While you are in the city exploring Berlin’s crowded down-town area, you can have a tasty Thai meal at Cha Cha on famous Friedrichstraße. This restaurant has plenty of seating, so you probably won’t need reservations. Their gluten-free options are clearly labelled on the menu. You’ll also find two Block House restaurants in this area and at least one Maredo restaurant, part of another steak house chain. Maredo restaurants have a number of gluten-free options – just ask for their allergen list.
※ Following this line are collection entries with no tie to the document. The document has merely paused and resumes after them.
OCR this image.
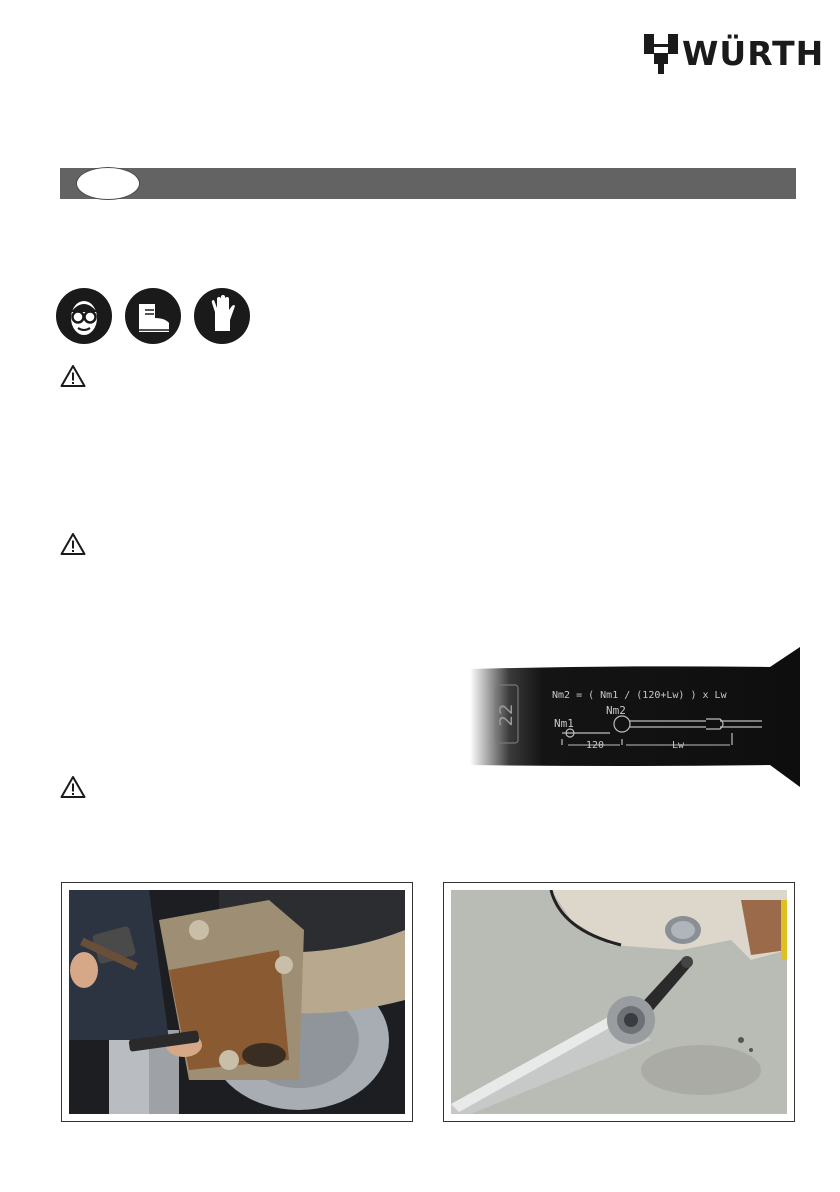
WÜRTH
22
Nm2 = ( Nm1 / (120+Lw) ) x Lw
Nm1
Nm2
120	Lw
Should you have chosen the Potsdamer Platz Arkaden mall for your shopping trip, you can find refreshment in the gigantic servings of tasty ice cream at Caffè e Gelato inside the mall. Not all varieties are gluten-free, but there are plenty to choose from. Be sure to let them know that your ice cream must not be contaminated.
Visited Potsdamer Platz, but don’t want ice cream? Try the FBI Eatery at Potsdamer Platz 9. They offer vegetarian, vegan, gluten-free, and lactose-free foods, all clearly labelled on their menu.
If these options leave you wanting, visit Glutenfrei in Berlin, an English-language guide to eating gluten-free in Berlin. It features restaurant reviews and a map of places serving gluten-free food.